MILWAUKEE — You may know the term 'doula' when it comes to helping women before, during and after pregnancy. But have you ever heard of a 'Death Doula'?
In our Two Americas report, we show you a death doula who helped a Milwaukee family grieve the loss of their newborn child.
No parent should ever outlive their own child. For Parents Tamara Thompson and Demaryl Howard, it happened without warning. "I had a beautiful beautiful, daughter, Demara Dunia Mpatapo Howard," said Tamara.
She says her seventh child was born healthy and happy. "We went to the Wisconsin State Capitol and we advocated for the Birth Equity Act," said Thompson.
It was her husband Demaryl Howard's only daughter.
But last December, the three-month-old contracted a respiratory illness.
"I had taken her to her pediatrician four times before she died, and we thought she had a cold.
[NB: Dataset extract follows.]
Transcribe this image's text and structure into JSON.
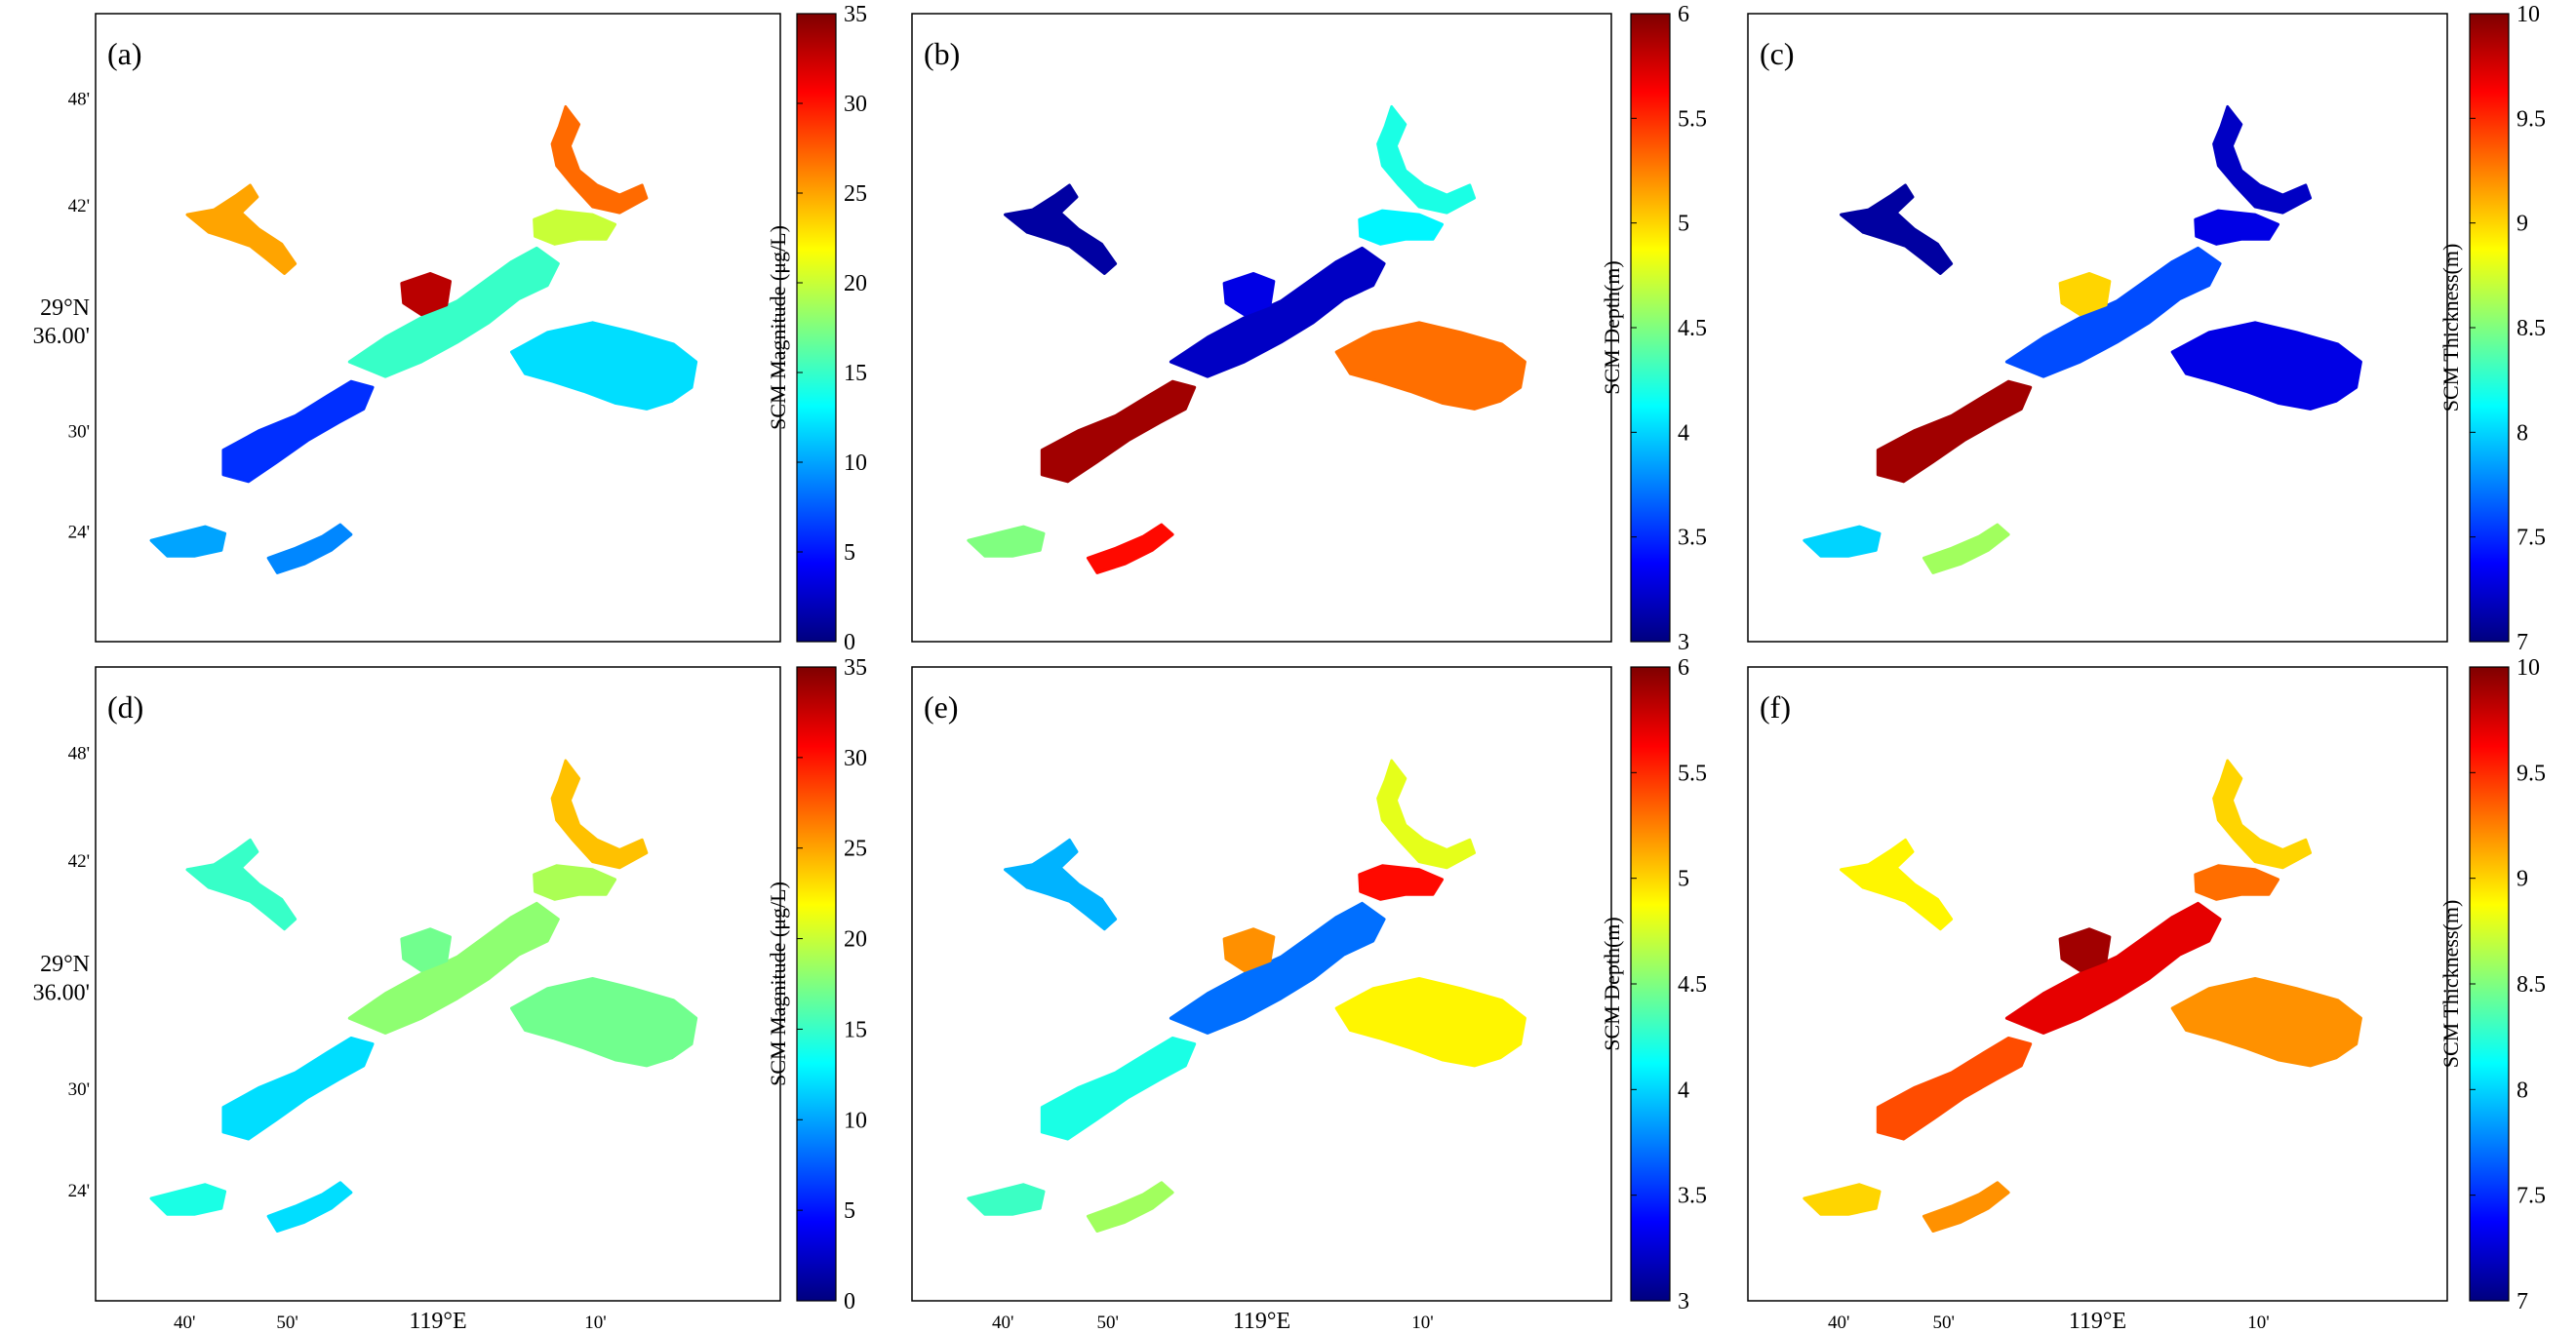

I put her down to sleep, and I came back two hours later to change her diaper, and she - she was gone," said Thompson.
Caught in the fog of unimaginable grief, she turned to Death Doula Star Turpin. "I didn’t know what to say or how to verbalize what exactly I needed. I don’t think I would have made it out the other side without secondary trauma, without me having care of the end of life services Star provided," Thompson said.
We asked Turpin what is a death doula. "Very similar to a birth doula. I liken it to being an usher, leading people in and leading people out," Turpin said.
Turpin gives no medical care as a death doula. Her role can help plan the time before, during and after someone's death. For the Thompson family, she helped take the pressure off of funeral planning. "What was immediate was I wanted to have the wake at home. I particularly said I wanted comfort food. Her knowing all of those things took it away from me, so I want more people to have access to that. It's more dignified for the person who is deceased."
In the three years Star has been a Death Doula, she has had intimate conversations with terminally ill clients. She shares the conversations she's had with clients. "No one ever thinks about 'oh I should have spent more time working.' [It's more] do my kids know I love them?"
Turpin feels her role gives those dying more dignity. "You leave behind a legacy of love by preparing for your death, because we’re all going," she said.
The hardest is always the loss of a child, but Tamara Thompson believes having a doula has helped her family come out the other side. "I'm so glad that in the immediate shock of my baby's death, that I didn't feel isolated," she said.
Star's business is called 'Death Becomes Her LLC' - named after her favorite movie. Another area of her work that has been increasing in demand is helping families navigate the loss of their beloved pets.